- Theatrical release poster
- Directed by: Sundar C
- Written by: Sundar C T. Senthilkumaran (dialogues)
- Produced by: Khushbu Sundar C
- Starring: Sundar C; Anuya Bhagvath; Vadivelu;
- Cinematography: Chelladurai
- Edited by: Praveen K. L. N. B. Srikanth
- Music by: Thaman S
- Production company: Avni Cinemax
- Release date: 19 November 2010;
- Running time: 150 minutes
- Country: India
- Language: Tamil

= Nagaram Marupakkam =

2010 film by Sundar C

Nagaram Marupakkam also known simply as Nagaram is a 2010 Indian Tamil-language action comedy film directed by Sundar C, who plays the lead role and also co-wrote and co-produced the film. Co-produced by his wife Khushbu, the film also stars Anuya Bhagvath and Vadivelu in pivotal roles and features music by Thaman. Sundar's first directorial after four years, Nagaram released on 19 November 2010. It is based on the 1993 American film Carlito's Way. The film is well known for comedy sequences and portrayal of the comic character "Style Pandi" by Vadivelu.

==Plot==

Selvam, a criminal, decides to turn a new life after coming out of jail. He lands a job in Hyderabad and falls in love with a dancer named Bharathi. Eventually, his past catches up to him. How he gets out of the predicament forms the story.

==Soundtrack==
Music is composed by Thaman S and released via Think Music India.

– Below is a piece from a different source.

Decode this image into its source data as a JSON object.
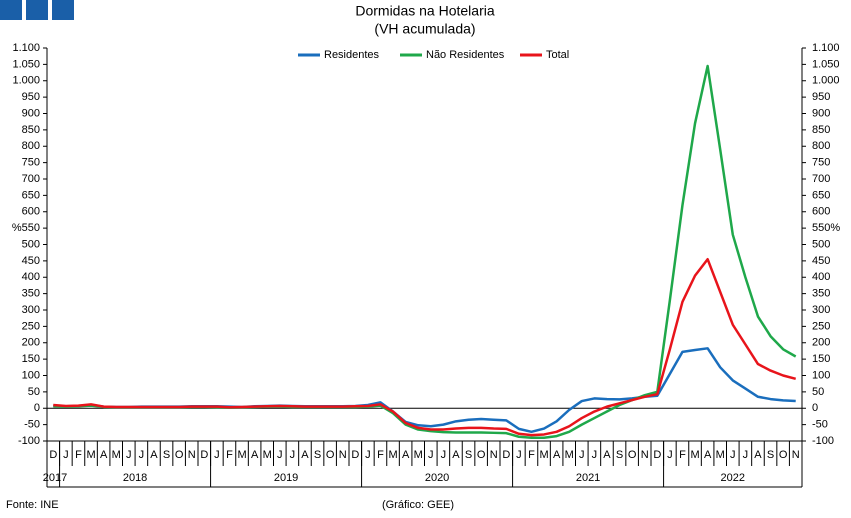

Karthik of Milliblog wrote, "Punchy, likeable commercial soundtrack from a super-confident Thaman!".

Track listing
| No. | Title | Singer(s) | Length |
|---|---|---|---|
| 1. | "Eraivaa" | Ranjith, Rahul Nambiar, Naveen Madhav | 3:42 |
| 2. | "Kuthudhu" | Naveen Madhav | 4:33 |
| 3. | "Puducha" | Rahul Nambiar, Srivardhini | 4:31 |
| 4. | "Thiki Thiki" | Ranjith, Megha | 5:13 |
| 5. | "En Peru Krishnaveni" | Priya Himesh | 4:45 |
| 6. | "Konjam Konjam" | Rita Thyagarajan | 3:24 |
| Total length: |  |  | 26:08 |

==Critical reception==
Sify wrote, "It is engrossing and moves like a thriller, with rapid twists and turns leading to a stunning climax". Pavithra Srinivasan of Rediff.com wrote, "The endless gang war sequences, filled with unruly men can get a bit tedious, while the screenplay takes its own sweet time to get to the end. The editing scissors could have been put to good use".